Shifting the genre back into electronic were Peking Duk, introduced by David Hasselhoff, and teasing their mega hit with Nicole Millar High from the very top of the set, the crowd was whipped into a frenzy by the Canberra electronic duo. With insane drops and grooving melodies married with killer visuals and lights, Peking Duk showed Adelaide why they are two of the darlings of the Australian music scene. Current hit Stranger went off and by the looks of this performance, plus FOMO’s cheeky promo of the single when it was #3 on the charts, the Duk may have another number one on their hands.
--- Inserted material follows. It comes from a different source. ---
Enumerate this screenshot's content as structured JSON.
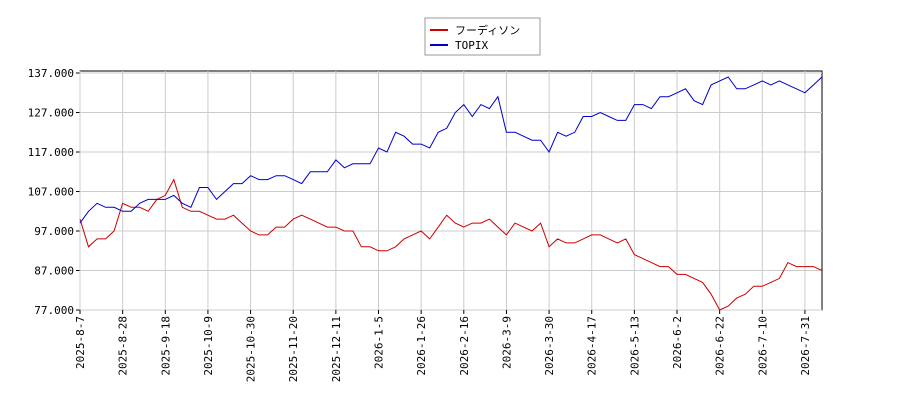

Headliners Flosstradamus were easily the most hyped artists of the festival. Each person that approached me, chatted to me in the crowd and at the bar talked about how keen they were to catch them for the last time, the band announcing their separation earlier (though Curt Cameruci will continue to perform under the Flosstradamus moniker though). Blending remixes and originals, they brought the house down and were a perfect closer to the Adelaide leg of FOMO.
Hot, sweaty and tired from a day of partying hard people began heading home or kicking on to various after parties showing that Adelaide can party as hard as Melbourne or Sydney.